Altın Kabuk, Fakir Üretici

Dünyanın fındığını biz üretiyoruz, parasını başkaları yiyor. Bahçede ter, pazarda hüsran.

Karadeniz’in yamaçlarında sabahın ayazında, öğlenin sıcağında, akşamın yorgunluğunda dökülen alın teri… Adına “altın kabuk” denilen fındığın asıl sahibi köylü, yılın her günü bahçesine bakıyor. Gübre, ilaç, mazot, işçi parası… Hepsi cebinden çıkıyor. Peki hasat zamanı ne oluyor? Fiyatı üretici değil, masa başında oturanlar belirliyor.

Tuhaf bir tablo: Dünyanın fındığının yüzde 70’ini biz üretiyoruz ama parasını biz değil, yabancı markalar kazanıyor. Bizim köylü kilosunu 100 liraya satarken, market rafında 200 gram kavrulmuş fındık 150 lira.
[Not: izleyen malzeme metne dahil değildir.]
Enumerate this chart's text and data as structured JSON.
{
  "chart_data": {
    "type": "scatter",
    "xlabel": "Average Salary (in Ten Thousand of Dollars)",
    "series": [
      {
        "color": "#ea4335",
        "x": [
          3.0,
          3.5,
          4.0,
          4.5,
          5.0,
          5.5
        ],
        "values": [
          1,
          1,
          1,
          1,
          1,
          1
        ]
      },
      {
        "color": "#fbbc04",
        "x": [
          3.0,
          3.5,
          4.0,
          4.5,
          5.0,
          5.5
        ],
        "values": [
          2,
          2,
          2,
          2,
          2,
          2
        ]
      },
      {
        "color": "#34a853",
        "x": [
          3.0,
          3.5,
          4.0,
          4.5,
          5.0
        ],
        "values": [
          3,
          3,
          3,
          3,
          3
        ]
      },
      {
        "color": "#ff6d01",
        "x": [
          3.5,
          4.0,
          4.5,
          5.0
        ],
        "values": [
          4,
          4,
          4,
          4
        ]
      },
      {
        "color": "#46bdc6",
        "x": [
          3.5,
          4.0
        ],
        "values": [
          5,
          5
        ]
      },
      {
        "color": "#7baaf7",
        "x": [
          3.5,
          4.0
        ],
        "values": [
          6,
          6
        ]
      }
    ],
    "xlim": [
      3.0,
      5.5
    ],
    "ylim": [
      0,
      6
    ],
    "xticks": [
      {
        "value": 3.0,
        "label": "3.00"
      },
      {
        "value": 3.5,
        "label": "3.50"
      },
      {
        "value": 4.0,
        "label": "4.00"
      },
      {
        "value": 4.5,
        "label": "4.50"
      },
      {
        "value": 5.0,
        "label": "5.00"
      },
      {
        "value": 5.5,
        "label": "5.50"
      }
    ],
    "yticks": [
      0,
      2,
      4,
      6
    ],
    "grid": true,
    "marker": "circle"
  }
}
Yani emeğin değerini aracı, ihracatçı, çok uluslu şirket biçiyor.

Bir kilo fındığın fiyatını açıklarken üreticinin maliyetini mi soruyorlar? Hayır. Tüccarın kârını mı düşünüyorlar? Evet. İşte bu yüzden köylü bahçesini terk ediyor, gençler şehre göçüyor. Fındık bahçeleri yaşlanıyor, üretici tükeniyor.

Fındık, bu ülkenin milli ürünü değil mi? O zaman neden üretici kendi ürününde söz sahibi olamıyor? Neden taban fiyat üreticiyi korumak için değil, aracıya yaranmak için açıklanıyor?

Bir gün gelecek, bu topraklarda fındık ağacı kalmayacak. Biz hâlâ “dünya lideriyiz” diye övünürken, elimizde sadece boş kabuk kalacak.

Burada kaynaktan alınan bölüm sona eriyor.